On imagine bien un petit air de musique pour animer ce dîner et quelque troubadour qui entonne ces vers de Quevedo y Villegas, qui disent :

"Mère, devant l’or je m’incline
C’est lui mon amant et mon aimé
Puisqu’il est tout amour
Il est course jaune continuelle
Puisque, doublon ou simple
Il fait tout quand je le veux
Sir puissant
Est Monsieur Argent"

Quoi ? Oui, vous avez raison. Il n’y a rien dans la photo qui nous dise qu’il y a une musique et un troubadour, que les vers de Quevedo y Villegas sortis de sa bouche se transforment en prière et en psaume. Mais maintenant que le lecteur a accepté (puisque, en lisant ce texte, il se rend complice) de se laisser « conduire » par le narrateur dans cette lecture de la photo, il doit donc céder aux caprices de ce chauffeur qui se met maintenant à rajouter à l’image ce qui n’est pas évident mais qui pourtant se trouve là, dans ce que tait la photo, dans le non-montré.

Continuons à décrire l’image centrale. Une grande nappe pourpre recouvre la nappe des sept convives. En réalité, on pourrait dire que cette table recouverte d’une nappe pourpre convoque sept représentations du bestiaire du pouvoir au Mexique.

Car les bêtes qui sont fixées sur cette photo de fin de siècle sont bien sept à représenter l’horreur et la décadence du système politique mexicain. À l’une des extrémités de la table se trouve l’hydre. Un monstre à sept têtes. Je veux dire, en plus des sept bêtes déjà invitées. L’hydre ne semble pas avoir besoin des autres, ni pour manger, ni pour discuter, ni pour se battre (c’est ce que semble montrer la photo). C’est contre elle-même que l’hydre se bat.
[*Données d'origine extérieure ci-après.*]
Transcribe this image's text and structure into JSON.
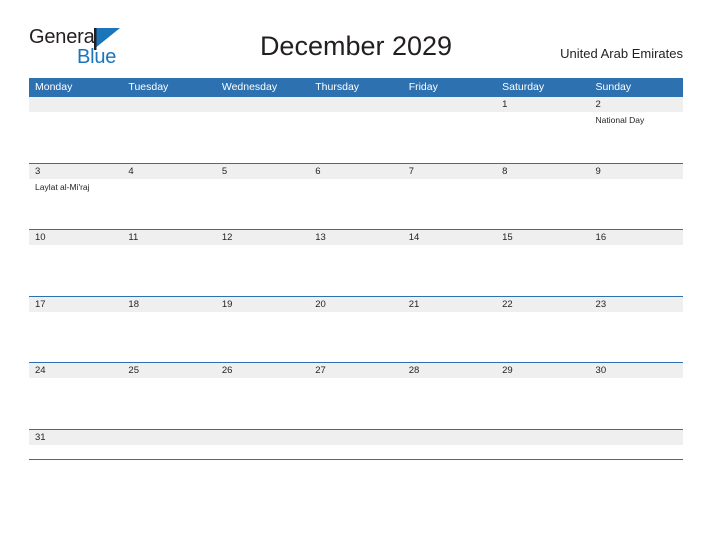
{
  "logo": {
    "text_top": "General",
    "text_bottom": "Blue",
    "mark": "blue-flag-triangle",
    "color_primary": "#231f20",
    "color_accent": "#1a75bb"
  },
  "header": {
    "title": "December 2029",
    "country": "United Arab Emirates"
  },
  "calendar": {
    "accent_color": "#2e71b0",
    "number_band_color": "#efefef",
    "weekdays": [
      "Monday",
      "Tuesday",
      "Wednesday",
      "Thursday",
      "Friday",
      "Saturday",
      "Sunday"
    ],
    "weeks": [
      {
        "days": [
          {
            "num": "",
            "event": ""
          },
          {
            "num": "",
            "event": ""
          },
          {
            "num": "",
            "event": ""
          },
          {
            "num": "",
            "event": ""
          },
          {
            "num": "",
            "event": ""
          },
          {
            "num": "1",
            "event": ""
          },
          {
            "num": "2",
            "event": "National Day"
          }
        ]
      },
      {
        "days": [
          {
            "num": "3",
            "event": "Laylat al-Mi'raj"
          },
          {
            "num": "4",
            "event": ""
          },
          {
            "num": "5",
            "event": ""
          },
          {
            "num": "6",
            "event": ""
          },
          {
            "num": "7",
            "event": ""
          },
          {
            "num": "8",
            "event": ""
          },
          {
            "num": "9",
            "event": ""
          }
        ]
      },
      {
        "days": [
          {
            "num": "10",
            "event": ""
          },
          {
            "num": "11",
            "event": ""
          },
          {
            "num": "12",
            "event": ""
          },
          {
            "num": "13",
            "event": ""
          },
          {
            "num": "14",
            "event": ""
          },
          {
            "num": "15",
            "event": ""
          },
          {
            "num": "16",
            "event": ""
          }
        ]
      },
      {
        "days": [
          {
            "num": "17",
            "event": ""
          },
          {
            "num": "18",
            "event": ""
          },
          {
            "num": "19",
            "event": ""
          },
          {
            "num": "20",
            "event": ""
          },
          {
            "num": "21",
            "event": ""
          },
          {
            "num": "22",
            "event": ""
          },
          {
            "num": "23",
            "event": ""
          }
        ]
      },
      {
        "days": [
          {
            "num": "24",
            "event": ""
          },
          {
            "num": "25",
            "event": ""
          },
          {
            "num": "26",
            "event": ""
          },
          {
            "num": "27",
            "event": ""
          },
          {
            "num": "28",
            "event": ""
          },
          {
            "num": "29",
            "event": ""
          },
          {
            "num": "30",
            "event": ""
          }
        ]
      },
      {
        "days": [
          {
            "num": "31",
            "event": ""
          },
          {
            "num": "",
            "event": ""
          },
          {
            "num": "",
            "event": ""
          },
          {
            "num": "",
            "event": ""
          },
          {
            "num": "",
            "event": ""
          },
          {
            "num": "",
            "event": ""
          },
          {
            "num": "",
            "event": ""
          }
        ]
      }
    ]
  }
}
Ces sept têtes au long cou, aux canines puissantes et aux langues bifides discutent et se mordent entre elles.

Une hydre dont les têtes s’entre-dévorent semble une image bien faible pour décrire l’ampleur de la situation actuelle du système de parti-État au Mexique. Ce système qui fut capable d’assurer la cohésion d’une nation pendant plusieurs décennies se retrouve aujourd’hui brisé et confronté à lui-même. Comme dans un casse-tête en désordre, on ne distingue ni position, ni force, ni conduite, ni orientation. Le système politique, le compresseur, le conducteur, le point de convergence des éléments fondamentaux de l’État mexicain durant un siècle, se retrouve aujourd’hui dilué en tant que tel et ne parvient qu’à montrer la crise interne qui le ronge.

Le système politique mexicain se trouve dans une guerre à trois éléments de combat : celui que lui présente le processus de globalisation néolibérale, celui qui se développe en son sein où s’affrontent les anciens et les nouveaux politiques et celui de la lutte contre la société.
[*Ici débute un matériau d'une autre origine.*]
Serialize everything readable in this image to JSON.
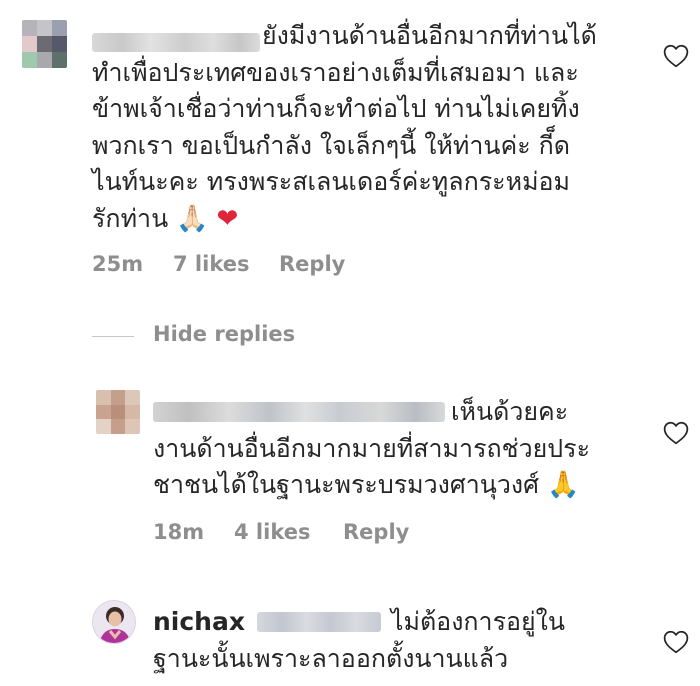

L’homogénéisation de l’économie mondiale se développe parallèlement aux tendances de fragmentation et de pulvérisation de l’ancienne classe politique mexicaine, à la formation de « nouveaux » politiques et à l’assujettissement (aux normes mondiales, c’est-à-dire nord-américaines, de standardisation sociale et culturelle) de la société mexicaine.
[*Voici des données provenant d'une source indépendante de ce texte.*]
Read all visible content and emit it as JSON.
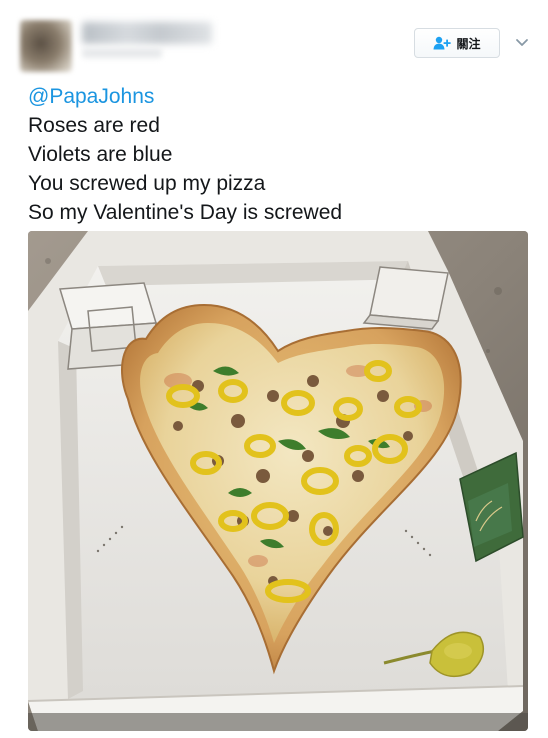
{
  "header": {
    "follow_label": "關注"
  },
  "tweet": {
    "mention": "@PapaJohns",
    "lines": [
      "Roses are red",
      "Violets are blue",
      "You screwed up my pizza",
      "So my Valentine's Day is screwed"
    ]
  },
  "icons": {
    "follow": "add-user-icon",
    "more": "chevron-down-icon"
  },
  "colors": {
    "mention": "#1b95e0",
    "follow_icon": "#1da1f2",
    "text": "#14171a"
  }
}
Prisonnière du travail frénétique et efficace de sape que la logique économique, politique, culturelle et sociale lui impose, l’État mexicain menace de se désintégrer au même rythme que se fragmente le pouvoir de l’ancien système politique mexicain, le système du parti-État.

Pour faire face à la « nouvelle politique » exigée par la « nouvelle économie mondiale » le système politique mexicain doit se refaire, se reconstruire en accord avec la logique dominante, c’est-à-dire celle du marché. Ce n’est pas de « politiques » qu’a besoin le système néolibéral, c’est « d’administrateurs ». Maintenant plus que jamais, l’économie s’empare de tous les aspects de la vie nationale, marquée par la politique mais aussi par le Crime Organisé.

À côté de l’hydre, le regard fixé sur elle, se trouve la Méduse du Crime Organisé. Oui, l’image montre une tête avec des serpents en guise de cheveux, un visage ni masculin ni féminin et, non pas des yeux, mais une lueur d’yeux couleur vert dollars. Quoi ? Et qu’est ce qui me fait dire que c’est le crime organisé ? Eh bien, si l’on observe attentivement, on lit sur chacune des têtes de serpent le nom d’un crime : narcotrafic ; traite des blanches ; marché noir de devises, de marchandises, d’organes, d’êtres humains ; armement ; ethnocide ; pollution et destruction du milieu ambiant et d’autres noms qui sont illisibles. Ah ! Faites bien attention au point situé entre l’hydre et la méduse, sous la table : c’est ça, ils se tiennent la main.

Donc, voilà l’hydre et la méduse. Elles président ensemble cette table chaotique et désordonnée : La Table d’en haut...

Ceux qui les accompagnent sont de tailles diverses. Chacune des petites bêtes porte accroché sur la poitrine un écriteau qui la définit. Il y a là un « politique », un « penseur », un « banquier », un « clerc » et un « militaire ». Ces deux dernières sont celles qui se trouvent au premier plan, de profil par rapport au photographe.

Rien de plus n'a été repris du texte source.